A l’Assemblée constituante, dès les premiers moments de l’indépendance l’écart était net entre la position abolitionniste de Zohra Drif au nom du souvenir de l’usage qui en a été fait par l’ordre colonial et celle pro-peine de mort du colonel Houari Boumedienne invoquant aussi bien la révolution que la religion. Cet écart se retrouve encore aujourd’hui dans les prises de position pour ou contre la levée du moratoire sur la peine de mort en vigueur depuis 1993.
Sur le caractère présumé dissuasif de la peine de mort, les statistiques de la criminalité dans les pays où elles est appliquée sont édifiants: la mise à mort des condamnés n’a pas d’incidence sur la criminalité. Si le caractère dissuasif n’existe pas, il n’en reste, ainsi que l’a noté un avocat qui a assisté à une exécution à Tazoult, qu’une épreuve d’une “ épreuve d’une extrême violence”.

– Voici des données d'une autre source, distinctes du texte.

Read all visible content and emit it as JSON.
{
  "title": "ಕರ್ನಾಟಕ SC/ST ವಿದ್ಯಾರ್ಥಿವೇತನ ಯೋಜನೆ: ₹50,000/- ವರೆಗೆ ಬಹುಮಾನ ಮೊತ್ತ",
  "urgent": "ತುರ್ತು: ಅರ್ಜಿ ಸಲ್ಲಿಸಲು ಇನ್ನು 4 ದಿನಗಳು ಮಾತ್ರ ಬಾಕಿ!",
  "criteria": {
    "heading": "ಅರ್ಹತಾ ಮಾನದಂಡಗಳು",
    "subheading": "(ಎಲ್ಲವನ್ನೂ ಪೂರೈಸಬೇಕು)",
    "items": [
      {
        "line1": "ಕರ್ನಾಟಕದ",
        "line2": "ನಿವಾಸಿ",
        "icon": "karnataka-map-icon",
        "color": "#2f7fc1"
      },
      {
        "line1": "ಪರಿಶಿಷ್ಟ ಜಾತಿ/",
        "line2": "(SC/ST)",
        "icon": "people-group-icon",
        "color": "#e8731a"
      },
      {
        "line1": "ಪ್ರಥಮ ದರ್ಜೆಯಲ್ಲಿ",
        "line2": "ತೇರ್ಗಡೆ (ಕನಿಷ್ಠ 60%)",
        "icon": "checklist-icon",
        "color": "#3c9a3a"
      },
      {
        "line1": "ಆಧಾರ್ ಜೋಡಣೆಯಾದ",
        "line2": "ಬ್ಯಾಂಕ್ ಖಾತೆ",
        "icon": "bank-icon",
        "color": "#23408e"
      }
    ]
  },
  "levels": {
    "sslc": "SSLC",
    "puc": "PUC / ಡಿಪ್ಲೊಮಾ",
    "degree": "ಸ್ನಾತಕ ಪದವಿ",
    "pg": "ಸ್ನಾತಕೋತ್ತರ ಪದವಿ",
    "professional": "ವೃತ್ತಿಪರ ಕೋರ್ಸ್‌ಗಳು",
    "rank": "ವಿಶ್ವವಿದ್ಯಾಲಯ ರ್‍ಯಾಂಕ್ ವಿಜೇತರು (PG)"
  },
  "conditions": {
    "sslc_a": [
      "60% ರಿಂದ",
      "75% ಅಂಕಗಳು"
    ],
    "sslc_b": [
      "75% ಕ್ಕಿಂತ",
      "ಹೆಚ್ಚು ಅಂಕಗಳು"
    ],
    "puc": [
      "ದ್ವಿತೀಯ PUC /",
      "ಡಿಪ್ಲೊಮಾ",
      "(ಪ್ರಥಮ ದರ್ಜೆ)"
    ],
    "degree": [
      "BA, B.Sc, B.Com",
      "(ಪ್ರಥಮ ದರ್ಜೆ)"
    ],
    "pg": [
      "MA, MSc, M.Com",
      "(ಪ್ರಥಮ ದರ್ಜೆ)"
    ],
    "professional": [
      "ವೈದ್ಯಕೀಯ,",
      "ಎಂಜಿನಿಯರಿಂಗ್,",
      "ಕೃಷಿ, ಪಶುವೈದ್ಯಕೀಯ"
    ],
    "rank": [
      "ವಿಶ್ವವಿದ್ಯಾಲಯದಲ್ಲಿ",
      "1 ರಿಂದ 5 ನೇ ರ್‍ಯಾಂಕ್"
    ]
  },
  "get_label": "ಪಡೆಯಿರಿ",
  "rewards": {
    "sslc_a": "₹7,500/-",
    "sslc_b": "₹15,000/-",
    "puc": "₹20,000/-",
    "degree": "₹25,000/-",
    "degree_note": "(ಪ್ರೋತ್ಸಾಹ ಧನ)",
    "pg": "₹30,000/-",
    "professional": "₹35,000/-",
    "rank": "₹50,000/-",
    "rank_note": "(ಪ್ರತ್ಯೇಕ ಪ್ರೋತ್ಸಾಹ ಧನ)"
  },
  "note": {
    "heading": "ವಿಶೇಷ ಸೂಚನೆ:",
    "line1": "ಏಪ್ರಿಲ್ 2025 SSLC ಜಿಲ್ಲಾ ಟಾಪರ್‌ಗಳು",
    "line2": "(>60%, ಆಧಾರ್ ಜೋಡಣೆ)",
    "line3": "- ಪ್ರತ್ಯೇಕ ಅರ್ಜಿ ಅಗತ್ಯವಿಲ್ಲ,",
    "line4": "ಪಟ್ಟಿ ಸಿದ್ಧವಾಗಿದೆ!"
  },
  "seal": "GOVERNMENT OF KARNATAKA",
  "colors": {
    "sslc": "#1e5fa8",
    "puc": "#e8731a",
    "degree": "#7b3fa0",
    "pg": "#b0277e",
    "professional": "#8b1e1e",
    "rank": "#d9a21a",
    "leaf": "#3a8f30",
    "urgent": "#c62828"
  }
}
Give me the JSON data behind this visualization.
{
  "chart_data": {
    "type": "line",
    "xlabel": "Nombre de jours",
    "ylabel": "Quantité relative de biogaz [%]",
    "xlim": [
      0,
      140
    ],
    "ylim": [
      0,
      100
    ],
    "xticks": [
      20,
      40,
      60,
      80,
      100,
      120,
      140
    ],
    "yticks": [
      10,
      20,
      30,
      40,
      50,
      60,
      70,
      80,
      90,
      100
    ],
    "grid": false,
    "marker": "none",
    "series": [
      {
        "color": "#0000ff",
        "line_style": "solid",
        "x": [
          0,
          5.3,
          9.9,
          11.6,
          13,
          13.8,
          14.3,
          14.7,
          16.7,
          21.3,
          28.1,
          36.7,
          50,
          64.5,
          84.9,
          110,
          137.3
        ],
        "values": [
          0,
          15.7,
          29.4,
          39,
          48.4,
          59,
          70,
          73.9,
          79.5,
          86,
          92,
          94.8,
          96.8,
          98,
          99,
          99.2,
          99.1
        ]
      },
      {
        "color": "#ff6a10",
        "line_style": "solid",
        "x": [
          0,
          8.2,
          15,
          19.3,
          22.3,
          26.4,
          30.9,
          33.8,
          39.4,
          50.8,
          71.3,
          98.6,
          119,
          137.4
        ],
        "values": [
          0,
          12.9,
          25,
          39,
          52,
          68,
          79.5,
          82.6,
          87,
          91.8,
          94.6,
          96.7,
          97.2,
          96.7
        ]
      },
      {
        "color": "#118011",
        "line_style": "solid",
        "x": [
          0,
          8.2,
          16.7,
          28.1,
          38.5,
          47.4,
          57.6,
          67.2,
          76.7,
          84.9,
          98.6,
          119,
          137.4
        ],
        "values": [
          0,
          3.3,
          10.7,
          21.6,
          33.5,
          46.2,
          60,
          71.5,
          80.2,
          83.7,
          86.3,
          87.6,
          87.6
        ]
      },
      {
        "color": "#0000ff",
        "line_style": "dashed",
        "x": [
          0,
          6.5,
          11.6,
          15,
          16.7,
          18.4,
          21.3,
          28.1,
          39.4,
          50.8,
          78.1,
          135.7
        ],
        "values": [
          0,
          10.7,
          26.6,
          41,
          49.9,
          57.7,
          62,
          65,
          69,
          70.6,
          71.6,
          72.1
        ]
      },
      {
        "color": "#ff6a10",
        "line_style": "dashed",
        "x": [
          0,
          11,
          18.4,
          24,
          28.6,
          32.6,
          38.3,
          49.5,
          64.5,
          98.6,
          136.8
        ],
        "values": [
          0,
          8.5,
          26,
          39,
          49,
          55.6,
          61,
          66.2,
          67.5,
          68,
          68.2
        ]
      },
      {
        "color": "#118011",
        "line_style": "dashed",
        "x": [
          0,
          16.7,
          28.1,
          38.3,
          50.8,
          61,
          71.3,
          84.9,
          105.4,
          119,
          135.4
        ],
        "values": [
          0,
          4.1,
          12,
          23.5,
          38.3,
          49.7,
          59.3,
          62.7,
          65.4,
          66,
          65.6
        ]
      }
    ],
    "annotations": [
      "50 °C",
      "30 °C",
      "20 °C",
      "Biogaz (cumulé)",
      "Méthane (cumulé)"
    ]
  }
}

“Ne tuez point la vie humaine que Dieu a faite sacrée »
L’argument religieux fondé sur le fait que le “quissas” est cité dans le Coran est souvent invoqué pour justifier ces appels à la levée du moratoire. Comme ce bâtonnier de Médéa qui se dit “citoyen et musulman” avant d’être juriste et qui considère qu’il n’y a pas matière à discuter de la peine de mort. L’argument religieux est censé être imparable, pourtant ce que dit ce bâtonnier pro-peine de mort sur le fonctionnement de la justice est tout simplement effrayant: 50% des peines capitales prononcées ne “sont pas justes” affirme-t-il . Quelle conclusion – y compris religieuse – faut-il tirer de ce constat pour le moins inquiétant?
Le bâtonnier, pour prévenir les objections des adversaires de la levée du moratoire sur la peine de mort, propose la mise en place d’une “comité d’experts” composé de juristes qui se chargerait de vérifier la véracité des peines et d’édicter une “fatwa” sur le sujet. En clair, on crée un organe bureaucratique supplémentaire pour valider – ou invalider – les peines prononcées. Une option intenable et absurde puisque les voies de recours jusqu’à la cour suprême sont censées éviter les erreurs judiciaires.
Mais le bâtonnier de Médéa qui se dit “sur le terrain” aurait pu, au lieu de chercher à résoudre le grave problème que pose les 50% de condamnations à mort injustifiées par un “comité”, aurait dû y trouver une raison, religieuse, de soutenir sans équivoque le maintien du moratoire sur la peine de mort.
Ne touchez pas au moratoire!
Quand on affirme que de nombreuses condamnations à mort sont prononcées à tort, défendre le moratoire est le moins qu’on puisse faire. Et le Coran en fournit la justification: “ Quiconque fait périr une vie humaine non coupable de meurtre ou de grave corruption sur la Terre, c’est comme s’il avait tué tous les hommes, et celui qui sauve la vie d’un homme, c’est comme s’il avait sauvé tous les hommes » (Sourate AL Maida, 5 :32.).
Pourquoi parler de “quissas” quand on admet que le risque d’erreurs judiciaires est énorme? N’est-ce pas une raison de plus de se rappeler que l’exécution d’une peine de mort est irréversible et qu’il ne sera plus possible de réparer l’injustice? Voltaire disait qu’il “ vaut mieux hasarder de sauver un coupable que de condamner un innocent.”
Comment justifier la loi du talion (le quissas) au plan religieux tout en donnant un taux, effrayant, de 50% de peines de mort injustifiées? Comment dans ces conditions oublier l’injonction coranique: “Ne tuez point la vie humaine que Dieu a faite sacrée » (Sourate A Isra, 17 :33.). Cela vaut pour les individus, cela vaut encore plus pour l’Etat. Une seule conclusion: à défaut d’abolir la peine de mort par une loi, ne touchez pas au moratoire!